Tuesday, January 22, 2013

In 2001, Cliff Bradshaw was hunting around for treasures in a field in Ringlemere Barrow near Sandwich, Kent. A keen detectorist and archaeologist, Bradshaw knew that the signal was extremely faint so had to dig deep to find the booty.

When he eventually got there, he couldn’t believe his find – a rare example of a Bronze Age gold cup, one of only two in existence in the UK and five in the whole of Europe. After the cup was valued, Bradshaw picked up a cool £270,000.

The Ringlemere gold cup

This fabulous and rare gold cup was found at Ringlemere in East Kent in November 2001 by Mr Cliff Bradshaw. It is only the second example of its type to come from Britain.

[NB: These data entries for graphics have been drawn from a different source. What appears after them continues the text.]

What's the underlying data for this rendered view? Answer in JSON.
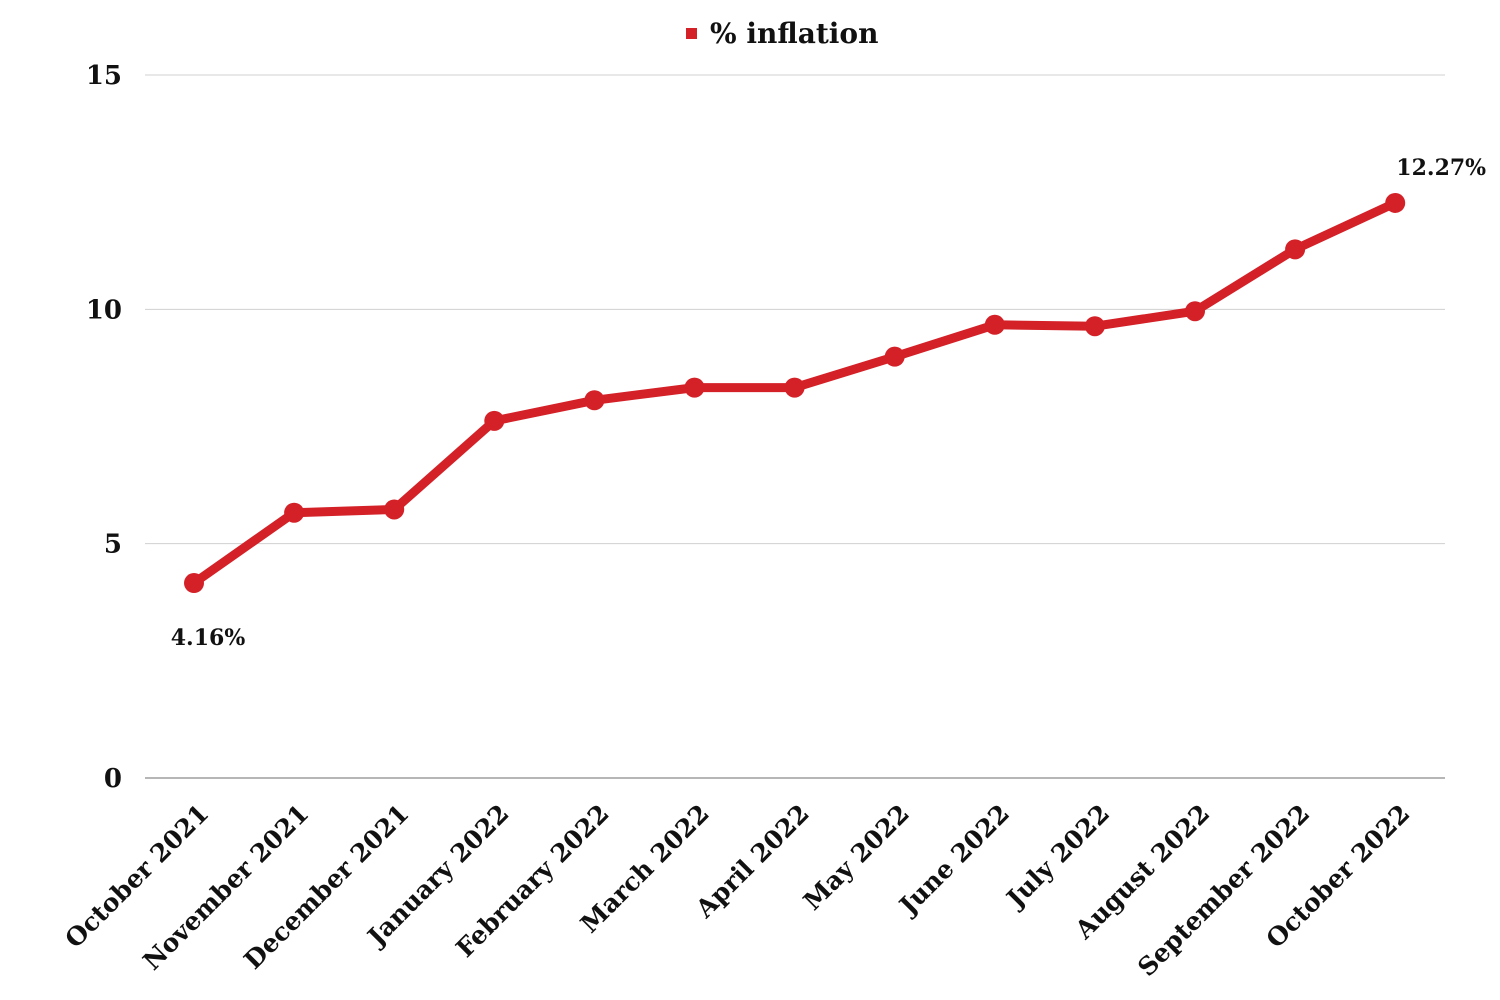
{
  "chart_data": {
    "type": "line",
    "title": "",
    "xlabel": "",
    "ylabel": "",
    "categories": [
      "October 2021",
      "November 2021",
      "December 2021",
      "January 2022",
      "February 2022",
      "March 2022",
      "April 2022",
      "May 2022",
      "June 2022",
      "July 2022",
      "August 2022",
      "September 2022",
      "October 2022"
    ],
    "series": [
      {
        "name": "% inflation",
        "color": "#d42027",
        "values": [
          4.16,
          5.66,
          5.73,
          7.62,
          8.06,
          8.33,
          8.33,
          8.99,
          9.67,
          9.64,
          9.96,
          11.28,
          12.27
        ]
      }
    ],
    "ylim": [
      0,
      15
    ],
    "yticks": [
      "0",
      "5",
      "10",
      "15"
    ],
    "grid": true,
    "legend_position": "top-center",
    "data_labels": [
      {
        "index": 0,
        "text": "4.16%",
        "placement": "below"
      },
      {
        "index": 12,
        "text": "12.27%",
        "placement": "above"
      }
    ]
  }
}
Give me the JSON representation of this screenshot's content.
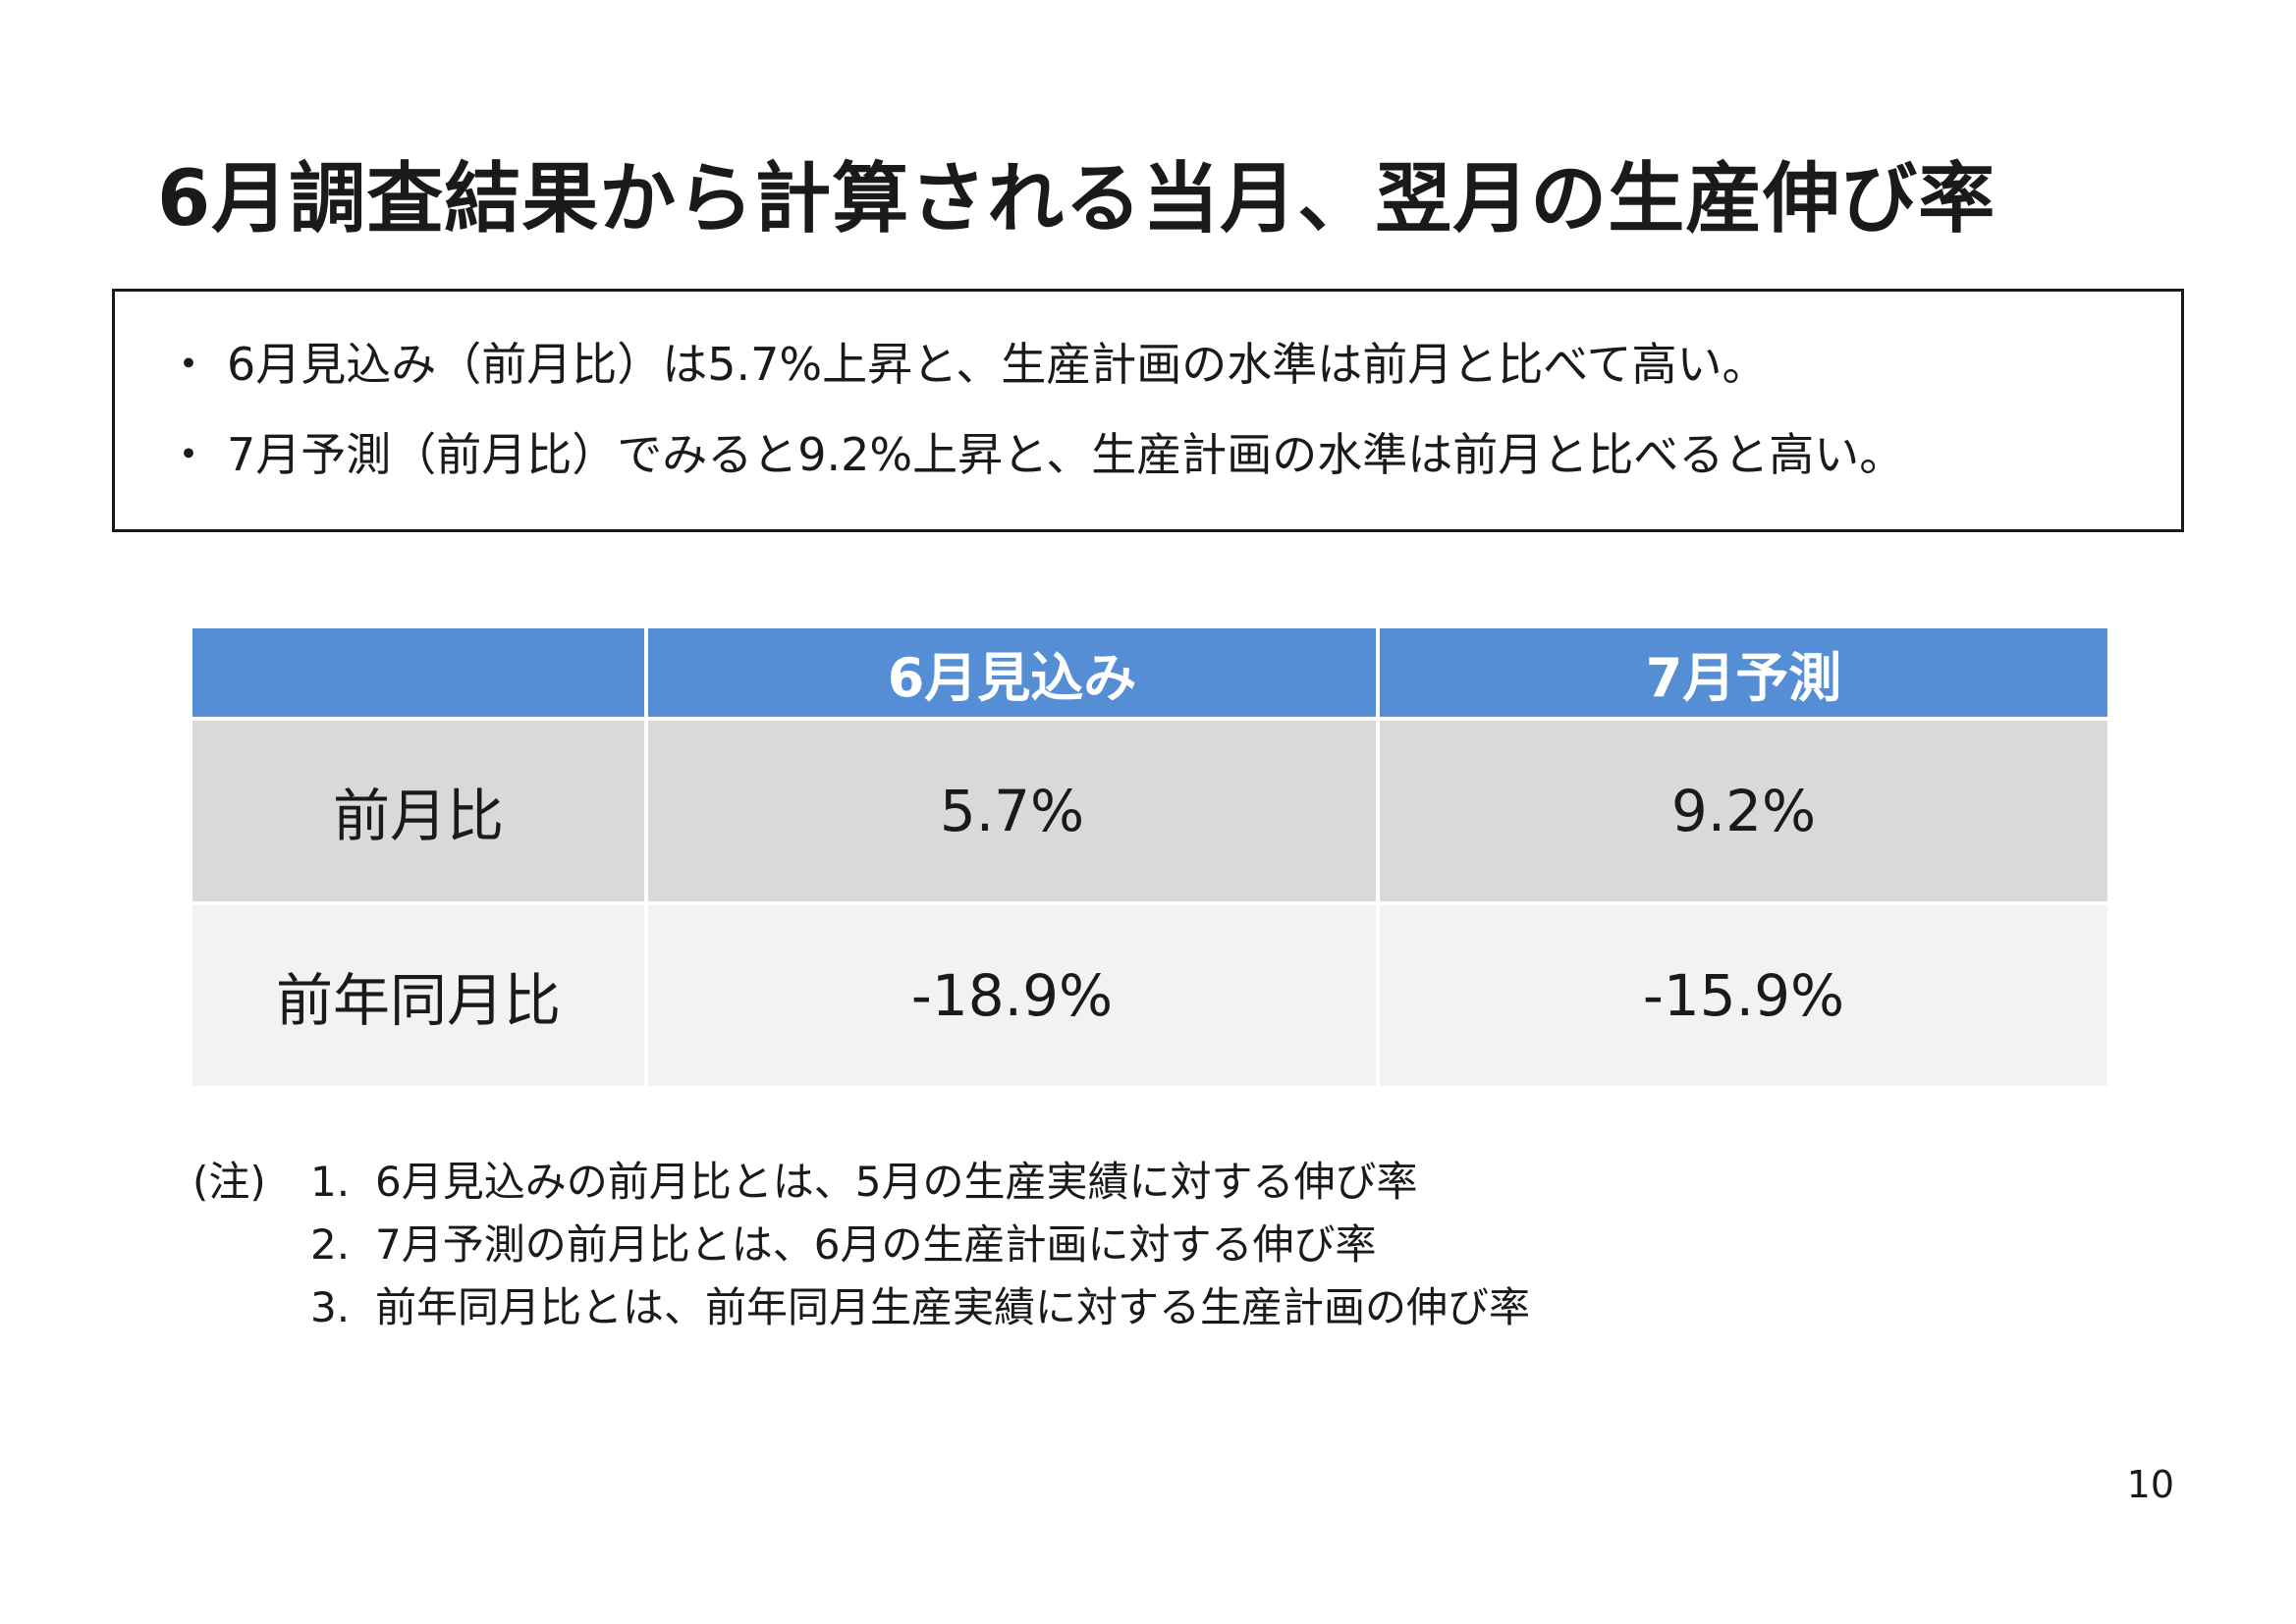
{
  "title": "6月調査結果から計算される当月、翌月の生産伸び率",
  "summary": {
    "bullet_symbol": "・",
    "items": [
      "6月見込み（前月比）は5.7%上昇と、生産計画の水準は前月と比べて高い。",
      "7月予測（前月比）でみると9.2%上昇と、生産計画の水準は前月と比べると高い。"
    ]
  },
  "table": {
    "header": [
      "",
      "6月見込み",
      "7月予測"
    ],
    "rows": [
      {
        "label": "前月比",
        "june": "5.7%",
        "july": "9.2%"
      },
      {
        "label": "前年同月比",
        "june": "-18.9%",
        "july": "-15.9%"
      }
    ],
    "colors": {
      "header_bg": "#558ed5",
      "row_a_bg": "#d9d9d9",
      "row_b_bg": "#f2f2f2"
    }
  },
  "notes": {
    "prefix": "(注)",
    "items": [
      {
        "num": "1.",
        "text": "6月見込みの前月比とは、5月の生産実績に対する伸び率"
      },
      {
        "num": "2.",
        "text": "7月予測の前月比とは、6月の生産計画に対する伸び率"
      },
      {
        "num": "3.",
        "text": "前年同月比とは、前年同月生産実績に対する生産計画の伸び率"
      }
    ]
  },
  "page_number": "10"
}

Indeed, only five stylistically related gold cups are known from continental Europe, distributed between Brittany, north-west Germany and northern Switzerland. These early gold vessels, dating to about 1700-1500 BC, had rounded bases and all but one have a single handle riveted neatly to their 'S'-profiled bodies.

The Ringlemere cup is testimony to the skills of gold-workers in the later part of the Early Bronze Age. Beautifully crafted from sheet metal, the body carries multiple horizontal corrugations, a feature most closely paralleled on the Rillaton gold cup, found on Bodmin Moor, Cornwall, in the early nineteenth century (see Related Objects).